For many years, the DORA metrics were the gold standard when it came to measuring software development performance, but according to JetBrains State of Developer Ecosystem 2025 report, developers today want to be measured on more than just technical metrics.
DORA tracks four metrics: frequency of deployments, amount of time between acceptance and deployment, frequency of deployment failures, and how long it takes to recover from failures.
According to JetBrains’ report, 51% of respondents say that technical factors are critical to performance and 62% say non-technical factors are. “Internal collaboration, communication, and clarity are now just as important as faster CI pipelines or better IDEs,” JetBrains wrote.
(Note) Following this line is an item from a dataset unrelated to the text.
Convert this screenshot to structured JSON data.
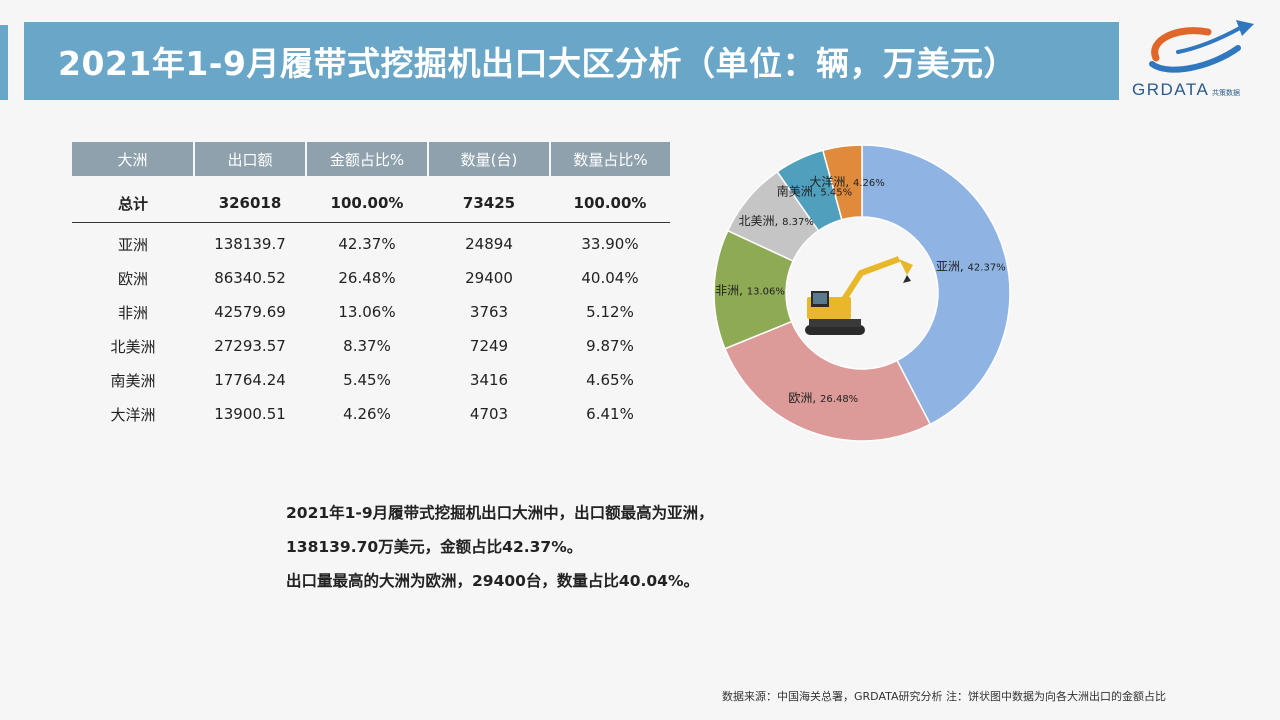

Sixty-six percent of respondents believe that current metrics don’t reflect their true contributions. Eighty-nine percent say that non-technical factors—job design, clear communication, peer and manager support, and actionable feedback—influence their productivity, while 84% say technical factors—performance and reliability of development tools—influence their productivity.
“The data suggests it’s time to rethink how we measure success and to build work environments that reward not just results, but the way they’re achieved,” JetBrains wrote.
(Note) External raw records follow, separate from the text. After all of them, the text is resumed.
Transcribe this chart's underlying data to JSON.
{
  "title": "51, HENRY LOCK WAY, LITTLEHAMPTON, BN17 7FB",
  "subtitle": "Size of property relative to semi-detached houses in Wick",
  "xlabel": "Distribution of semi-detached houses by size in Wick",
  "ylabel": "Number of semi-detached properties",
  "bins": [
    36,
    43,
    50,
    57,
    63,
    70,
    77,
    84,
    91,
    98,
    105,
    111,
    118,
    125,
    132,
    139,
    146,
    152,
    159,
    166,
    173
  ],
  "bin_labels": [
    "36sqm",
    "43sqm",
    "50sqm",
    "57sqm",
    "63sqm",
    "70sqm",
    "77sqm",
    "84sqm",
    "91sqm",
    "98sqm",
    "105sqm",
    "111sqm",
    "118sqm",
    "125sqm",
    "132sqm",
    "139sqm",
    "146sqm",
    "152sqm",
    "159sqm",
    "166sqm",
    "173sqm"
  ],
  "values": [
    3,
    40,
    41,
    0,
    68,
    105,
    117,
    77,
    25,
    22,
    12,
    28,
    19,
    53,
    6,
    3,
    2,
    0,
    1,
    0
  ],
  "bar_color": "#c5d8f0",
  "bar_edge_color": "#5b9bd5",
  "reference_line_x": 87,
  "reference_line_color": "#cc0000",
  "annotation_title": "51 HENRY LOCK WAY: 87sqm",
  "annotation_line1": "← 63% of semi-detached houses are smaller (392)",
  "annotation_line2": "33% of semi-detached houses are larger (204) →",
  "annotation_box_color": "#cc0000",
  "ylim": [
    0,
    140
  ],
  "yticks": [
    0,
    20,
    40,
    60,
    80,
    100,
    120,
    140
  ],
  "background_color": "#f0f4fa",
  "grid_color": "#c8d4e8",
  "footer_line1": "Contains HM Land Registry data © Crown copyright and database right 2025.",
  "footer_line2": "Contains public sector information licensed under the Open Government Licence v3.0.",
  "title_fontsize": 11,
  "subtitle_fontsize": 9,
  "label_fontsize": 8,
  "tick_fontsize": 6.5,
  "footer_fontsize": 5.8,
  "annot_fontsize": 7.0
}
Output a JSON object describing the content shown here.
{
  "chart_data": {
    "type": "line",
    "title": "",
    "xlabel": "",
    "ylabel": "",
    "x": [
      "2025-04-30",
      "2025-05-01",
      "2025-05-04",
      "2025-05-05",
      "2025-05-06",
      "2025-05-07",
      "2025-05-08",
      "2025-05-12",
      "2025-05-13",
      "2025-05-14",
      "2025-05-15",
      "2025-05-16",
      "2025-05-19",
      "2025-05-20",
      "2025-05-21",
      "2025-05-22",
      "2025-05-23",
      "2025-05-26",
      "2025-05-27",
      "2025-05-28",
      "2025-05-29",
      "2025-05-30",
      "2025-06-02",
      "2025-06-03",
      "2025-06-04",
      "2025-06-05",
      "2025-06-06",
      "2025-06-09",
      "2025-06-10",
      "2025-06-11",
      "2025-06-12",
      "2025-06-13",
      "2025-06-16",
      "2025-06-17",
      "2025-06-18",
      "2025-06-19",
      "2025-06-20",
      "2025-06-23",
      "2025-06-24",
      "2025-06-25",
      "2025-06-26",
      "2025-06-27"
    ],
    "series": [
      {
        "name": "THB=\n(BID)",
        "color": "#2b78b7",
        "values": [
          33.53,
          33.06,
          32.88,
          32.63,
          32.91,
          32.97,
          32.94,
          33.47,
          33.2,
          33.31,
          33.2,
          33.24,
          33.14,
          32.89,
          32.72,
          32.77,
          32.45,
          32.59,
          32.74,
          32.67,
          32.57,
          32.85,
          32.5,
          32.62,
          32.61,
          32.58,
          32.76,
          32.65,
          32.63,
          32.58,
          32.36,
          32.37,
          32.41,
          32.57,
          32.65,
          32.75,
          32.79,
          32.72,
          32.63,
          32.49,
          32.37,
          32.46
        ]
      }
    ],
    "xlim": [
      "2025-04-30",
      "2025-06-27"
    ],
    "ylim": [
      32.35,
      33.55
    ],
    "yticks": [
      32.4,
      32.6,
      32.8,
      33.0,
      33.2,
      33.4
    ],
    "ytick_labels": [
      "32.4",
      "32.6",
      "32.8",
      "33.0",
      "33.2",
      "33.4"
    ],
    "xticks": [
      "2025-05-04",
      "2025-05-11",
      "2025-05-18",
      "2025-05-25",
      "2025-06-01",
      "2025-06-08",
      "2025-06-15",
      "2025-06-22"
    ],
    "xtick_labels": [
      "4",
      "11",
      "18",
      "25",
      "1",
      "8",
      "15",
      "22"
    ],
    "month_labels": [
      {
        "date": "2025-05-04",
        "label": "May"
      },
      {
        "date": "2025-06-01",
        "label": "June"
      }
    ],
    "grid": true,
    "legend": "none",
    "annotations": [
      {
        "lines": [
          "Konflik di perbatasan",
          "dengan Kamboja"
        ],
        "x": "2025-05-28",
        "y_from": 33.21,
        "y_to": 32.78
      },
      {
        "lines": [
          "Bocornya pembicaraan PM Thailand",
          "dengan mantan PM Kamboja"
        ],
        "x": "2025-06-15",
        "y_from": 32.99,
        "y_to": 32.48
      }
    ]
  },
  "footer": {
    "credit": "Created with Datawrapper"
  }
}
The report also looked at how developers are using AI tools, with 85% saying they regularly use AI tools in their development workflow. For those using it, almost nine out of 10 developers say they save at least an hour every week and one in five saves more than eight hours.
However, there is still a mix of feelings around AI’s role in society, with 51% having positive feelings, 28% having negative feelings, and 18% feeling uncertain.
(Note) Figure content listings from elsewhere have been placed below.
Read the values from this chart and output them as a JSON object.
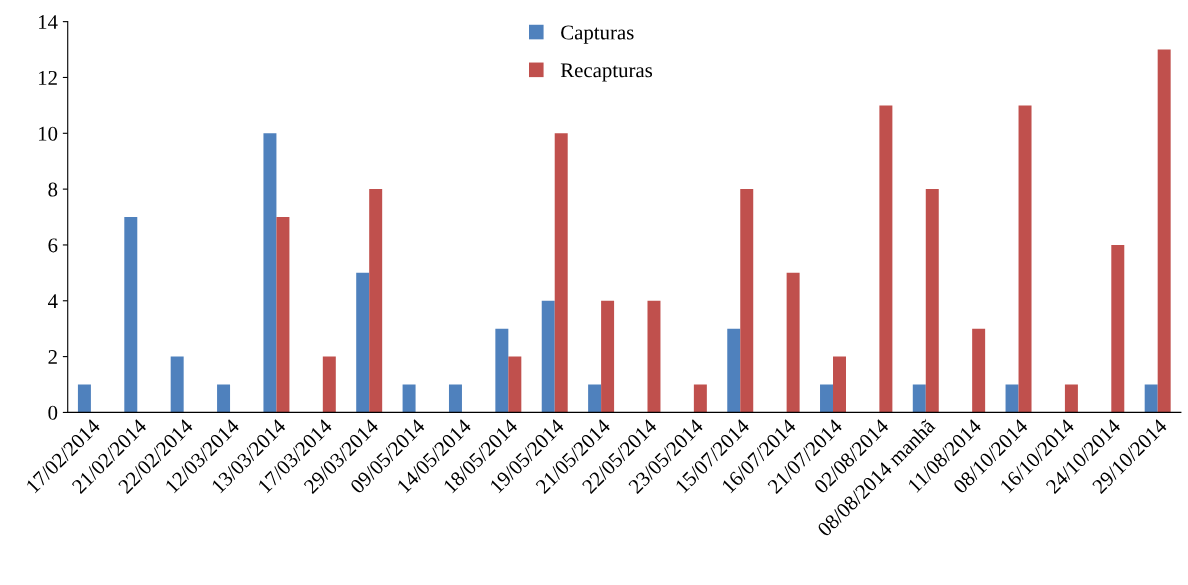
{
  "chart_data": {
    "type": "bar",
    "categories": [
      "17/02/2014",
      "21/02/2014",
      "22/02/2014",
      "12/03/2014",
      "13/03/2014",
      "17/03/2014",
      "29/03/2014",
      "09/05/2014",
      "14/05/2014",
      "18/05/2014",
      "19/05/2014",
      "21/05/2014",
      "22/05/2014",
      "23/05/2014",
      "15/07/2014",
      "16/07/2014",
      "21/07/2014",
      "02/08/2014",
      "08/08/2014 manhã",
      "11/08/2014",
      "08/10/2014",
      "16/10/2014",
      "24/10/2014",
      "29/10/2014"
    ],
    "series": [
      {
        "name": "Capturas",
        "color": "#4f81bd",
        "values": [
          1,
          7,
          2,
          1,
          10,
          0,
          5,
          1,
          1,
          3,
          4,
          1,
          0,
          0,
          3,
          0,
          1,
          0,
          1,
          0,
          1,
          0,
          0,
          1
        ]
      },
      {
        "name": "Recapturas",
        "color": "#c0504d",
        "values": [
          0,
          0,
          0,
          0,
          7,
          2,
          8,
          0,
          0,
          2,
          10,
          4,
          4,
          1,
          8,
          5,
          2,
          11,
          8,
          3,
          11,
          1,
          6,
          13
        ]
      }
    ],
    "ylim": [
      0,
      14
    ],
    "yticks": [
      0,
      2,
      4,
      6,
      8,
      10,
      12,
      14
    ],
    "grid": false,
    "legend": "top"
  }
}
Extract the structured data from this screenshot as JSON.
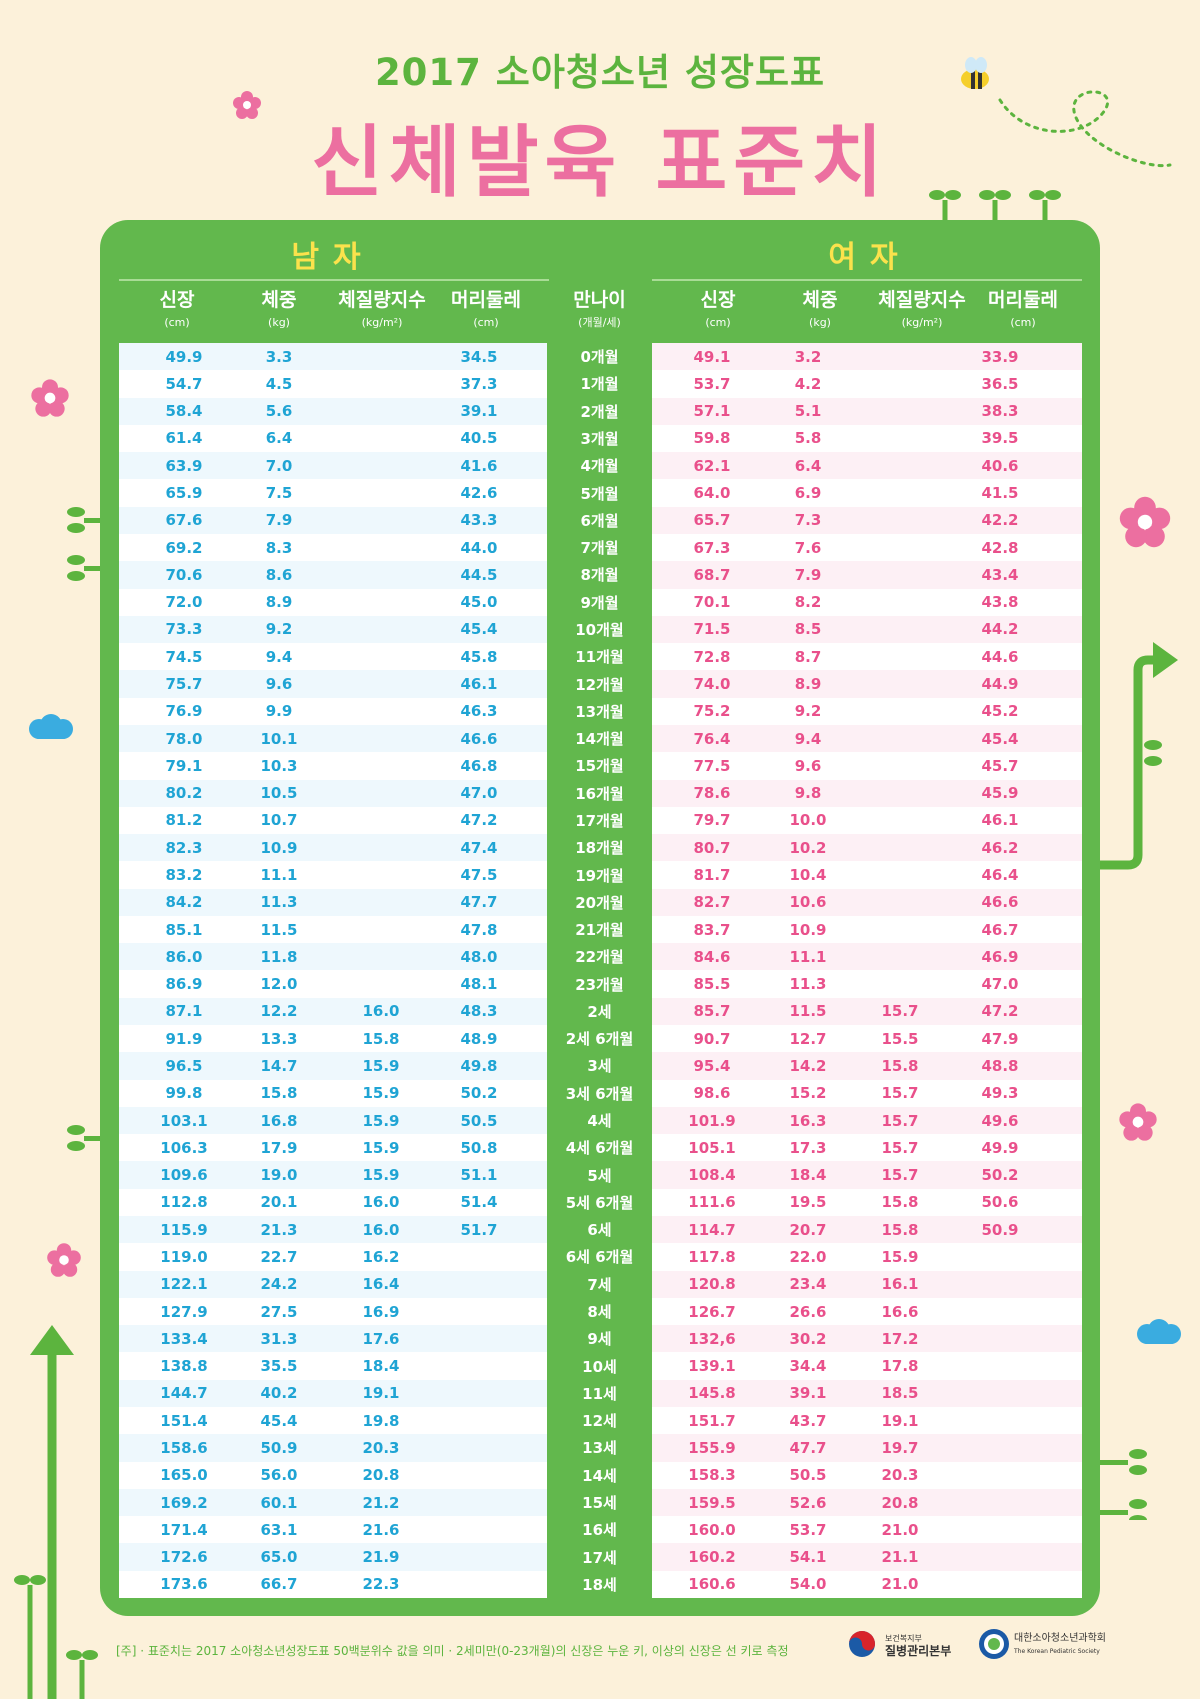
{
  "header": {
    "subtitle": "2017 소아청소년 성장도표",
    "title": "신체발육 표준치"
  },
  "sections": {
    "male": "남자",
    "female": "여자"
  },
  "columns": {
    "male": [
      {
        "title": "신장",
        "unit": "(cm)"
      },
      {
        "title": "체중",
        "unit": "(kg)"
      },
      {
        "title": "체질량지수",
        "unit": "(kg/m²)"
      },
      {
        "title": "머리둘레",
        "unit": "(cm)"
      }
    ],
    "age": {
      "title": "만나이",
      "unit": "(개월/세)"
    },
    "female": [
      {
        "title": "신장",
        "unit": "(cm)"
      },
      {
        "title": "체중",
        "unit": "(kg)"
      },
      {
        "title": "체질량지수",
        "unit": "(kg/m²)"
      },
      {
        "title": "머리둘레",
        "unit": "(cm)"
      }
    ]
  },
  "rows": [
    {
      "age": "0개월",
      "m": [
        "49.9",
        "3.3",
        "",
        "34.5"
      ],
      "f": [
        "49.1",
        "3.2",
        "",
        "33.9"
      ]
    },
    {
      "age": "1개월",
      "m": [
        "54.7",
        "4.5",
        "",
        "37.3"
      ],
      "f": [
        "53.7",
        "4.2",
        "",
        "36.5"
      ]
    },
    {
      "age": "2개월",
      "m": [
        "58.4",
        "5.6",
        "",
        "39.1"
      ],
      "f": [
        "57.1",
        "5.1",
        "",
        "38.3"
      ]
    },
    {
      "age": "3개월",
      "m": [
        "61.4",
        "6.4",
        "",
        "40.5"
      ],
      "f": [
        "59.8",
        "5.8",
        "",
        "39.5"
      ]
    },
    {
      "age": "4개월",
      "m": [
        "63.9",
        "7.0",
        "",
        "41.6"
      ],
      "f": [
        "62.1",
        "6.4",
        "",
        "40.6"
      ]
    },
    {
      "age": "5개월",
      "m": [
        "65.9",
        "7.5",
        "",
        "42.6"
      ],
      "f": [
        "64.0",
        "6.9",
        "",
        "41.5"
      ]
    },
    {
      "age": "6개월",
      "m": [
        "67.6",
        "7.9",
        "",
        "43.3"
      ],
      "f": [
        "65.7",
        "7.3",
        "",
        "42.2"
      ]
    },
    {
      "age": "7개월",
      "m": [
        "69.2",
        "8.3",
        "",
        "44.0"
      ],
      "f": [
        "67.3",
        "7.6",
        "",
        "42.8"
      ]
    },
    {
      "age": "8개월",
      "m": [
        "70.6",
        "8.6",
        "",
        "44.5"
      ],
      "f": [
        "68.7",
        "7.9",
        "",
        "43.4"
      ]
    },
    {
      "age": "9개월",
      "m": [
        "72.0",
        "8.9",
        "",
        "45.0"
      ],
      "f": [
        "70.1",
        "8.2",
        "",
        "43.8"
      ]
    },
    {
      "age": "10개월",
      "m": [
        "73.3",
        "9.2",
        "",
        "45.4"
      ],
      "f": [
        "71.5",
        "8.5",
        "",
        "44.2"
      ]
    },
    {
      "age": "11개월",
      "m": [
        "74.5",
        "9.4",
        "",
        "45.8"
      ],
      "f": [
        "72.8",
        "8.7",
        "",
        "44.6"
      ]
    },
    {
      "age": "12개월",
      "m": [
        "75.7",
        "9.6",
        "",
        "46.1"
      ],
      "f": [
        "74.0",
        "8.9",
        "",
        "44.9"
      ]
    },
    {
      "age": "13개월",
      "m": [
        "76.9",
        "9.9",
        "",
        "46.3"
      ],
      "f": [
        "75.2",
        "9.2",
        "",
        "45.2"
      ]
    },
    {
      "age": "14개월",
      "m": [
        "78.0",
        "10.1",
        "",
        "46.6"
      ],
      "f": [
        "76.4",
        "9.4",
        "",
        "45.4"
      ]
    },
    {
      "age": "15개월",
      "m": [
        "79.1",
        "10.3",
        "",
        "46.8"
      ],
      "f": [
        "77.5",
        "9.6",
        "",
        "45.7"
      ]
    },
    {
      "age": "16개월",
      "m": [
        "80.2",
        "10.5",
        "",
        "47.0"
      ],
      "f": [
        "78.6",
        "9.8",
        "",
        "45.9"
      ]
    },
    {
      "age": "17개월",
      "m": [
        "81.2",
        "10.7",
        "",
        "47.2"
      ],
      "f": [
        "79.7",
        "10.0",
        "",
        "46.1"
      ]
    },
    {
      "age": "18개월",
      "m": [
        "82.3",
        "10.9",
        "",
        "47.4"
      ],
      "f": [
        "80.7",
        "10.2",
        "",
        "46.2"
      ]
    },
    {
      "age": "19개월",
      "m": [
        "83.2",
        "11.1",
        "",
        "47.5"
      ],
      "f": [
        "81.7",
        "10.4",
        "",
        "46.4"
      ]
    },
    {
      "age": "20개월",
      "m": [
        "84.2",
        "11.3",
        "",
        "47.7"
      ],
      "f": [
        "82.7",
        "10.6",
        "",
        "46.6"
      ]
    },
    {
      "age": "21개월",
      "m": [
        "85.1",
        "11.5",
        "",
        "47.8"
      ],
      "f": [
        "83.7",
        "10.9",
        "",
        "46.7"
      ]
    },
    {
      "age": "22개월",
      "m": [
        "86.0",
        "11.8",
        "",
        "48.0"
      ],
      "f": [
        "84.6",
        "11.1",
        "",
        "46.9"
      ]
    },
    {
      "age": "23개월",
      "m": [
        "86.9",
        "12.0",
        "",
        "48.1"
      ],
      "f": [
        "85.5",
        "11.3",
        "",
        "47.0"
      ]
    },
    {
      "age": "2세",
      "m": [
        "87.1",
        "12.2",
        "16.0",
        "48.3"
      ],
      "f": [
        "85.7",
        "11.5",
        "15.7",
        "47.2"
      ]
    },
    {
      "age": "2세 6개월",
      "m": [
        "91.9",
        "13.3",
        "15.8",
        "48.9"
      ],
      "f": [
        "90.7",
        "12.7",
        "15.5",
        "47.9"
      ]
    },
    {
      "age": "3세",
      "m": [
        "96.5",
        "14.7",
        "15.9",
        "49.8"
      ],
      "f": [
        "95.4",
        "14.2",
        "15.8",
        "48.8"
      ]
    },
    {
      "age": "3세 6개월",
      "m": [
        "99.8",
        "15.8",
        "15.9",
        "50.2"
      ],
      "f": [
        "98.6",
        "15.2",
        "15.7",
        "49.3"
      ]
    },
    {
      "age": "4세",
      "m": [
        "103.1",
        "16.8",
        "15.9",
        "50.5"
      ],
      "f": [
        "101.9",
        "16.3",
        "15.7",
        "49.6"
      ]
    },
    {
      "age": "4세 6개월",
      "m": [
        "106.3",
        "17.9",
        "15.9",
        "50.8"
      ],
      "f": [
        "105.1",
        "17.3",
        "15.7",
        "49.9"
      ]
    },
    {
      "age": "5세",
      "m": [
        "109.6",
        "19.0",
        "15.9",
        "51.1"
      ],
      "f": [
        "108.4",
        "18.4",
        "15.7",
        "50.2"
      ]
    },
    {
      "age": "5세 6개월",
      "m": [
        "112.8",
        "20.1",
        "16.0",
        "51.4"
      ],
      "f": [
        "111.6",
        "19.5",
        "15.8",
        "50.6"
      ]
    },
    {
      "age": "6세",
      "m": [
        "115.9",
        "21.3",
        "16.0",
        "51.7"
      ],
      "f": [
        "114.7",
        "20.7",
        "15.8",
        "50.9"
      ]
    },
    {
      "age": "6세 6개월",
      "m": [
        "119.0",
        "22.7",
        "16.2",
        ""
      ],
      "f": [
        "117.8",
        "22.0",
        "15.9",
        ""
      ]
    },
    {
      "age": "7세",
      "m": [
        "122.1",
        "24.2",
        "16.4",
        ""
      ],
      "f": [
        "120.8",
        "23.4",
        "16.1",
        ""
      ]
    },
    {
      "age": "8세",
      "m": [
        "127.9",
        "27.5",
        "16.9",
        ""
      ],
      "f": [
        "126.7",
        "26.6",
        "16.6",
        ""
      ]
    },
    {
      "age": "9세",
      "m": [
        "133.4",
        "31.3",
        "17.6",
        ""
      ],
      "f": [
        "132,6",
        "30.2",
        "17.2",
        ""
      ]
    },
    {
      "age": "10세",
      "m": [
        "138.8",
        "35.5",
        "18.4",
        ""
      ],
      "f": [
        "139.1",
        "34.4",
        "17.8",
        ""
      ]
    },
    {
      "age": "11세",
      "m": [
        "144.7",
        "40.2",
        "19.1",
        ""
      ],
      "f": [
        "145.8",
        "39.1",
        "18.5",
        ""
      ]
    },
    {
      "age": "12세",
      "m": [
        "151.4",
        "45.4",
        "19.8",
        ""
      ],
      "f": [
        "151.7",
        "43.7",
        "19.1",
        ""
      ]
    },
    {
      "age": "13세",
      "m": [
        "158.6",
        "50.9",
        "20.3",
        ""
      ],
      "f": [
        "155.9",
        "47.7",
        "19.7",
        ""
      ]
    },
    {
      "age": "14세",
      "m": [
        "165.0",
        "56.0",
        "20.8",
        ""
      ],
      "f": [
        "158.3",
        "50.5",
        "20.3",
        ""
      ]
    },
    {
      "age": "15세",
      "m": [
        "169.2",
        "60.1",
        "21.2",
        ""
      ],
      "f": [
        "159.5",
        "52.6",
        "20.8",
        ""
      ]
    },
    {
      "age": "16세",
      "m": [
        "171.4",
        "63.1",
        "21.6",
        ""
      ],
      "f": [
        "160.0",
        "53.7",
        "21.0",
        ""
      ]
    },
    {
      "age": "17세",
      "m": [
        "172.6",
        "65.0",
        "21.9",
        ""
      ],
      "f": [
        "160.2",
        "54.1",
        "21.1",
        ""
      ]
    },
    {
      "age": "18세",
      "m": [
        "173.6",
        "66.7",
        "22.3",
        ""
      ],
      "f": [
        "160.6",
        "54.0",
        "21.0",
        ""
      ]
    }
  ],
  "footnote": "[주] · 표준치는 2017 소아청소년성장도표 50백분위수 값을 의미 · 2세미만(0-23개월)의 신장은 누운 키, 이상의 신장은 선 키로 측정",
  "orgs": {
    "kcdc_small": "보건복지부",
    "kcdc_name": "질병관리본부",
    "kps_name": "대한소아청소년과학회",
    "kps_en": "The Korean Pediatric Society"
  },
  "colors": {
    "background": "#fcf1da",
    "green": "#62b84d",
    "title_pink": "#ec6fa0",
    "male_blue": "#1fa4d4",
    "female_pink": "#e9508b",
    "section_yellow": "#fbe24c"
  }
}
According to the report, the development activities that developers are most likely to let AI handle include writing boilerplate code, searching for development information online, translating code into other languages, writing code comments or documentation, and summarizing recent code changes.
The biggest concerns developers have about using AI tools include inconsistent quality, the limited understanding AI tools have of complex code and logic, privacy and security risks, the potential negative impact on their own coding skills, and lack of context awareness by the AI tools.
The report also looked at language popularity, highlighting the fact that TypeScript has seen a significant rise in real-world usage over the past five years, as have Rust, Go, and Kotlin.
According to JetBrains, the top five languages that developers would like to adopt next include Go (11% of developers), Rust (10%), Python (7%), Kotlin (6%), and TypeScript (6%).
JetBrains conducted this survey between April and June of this year, and the final report includes data from 24,534 developers.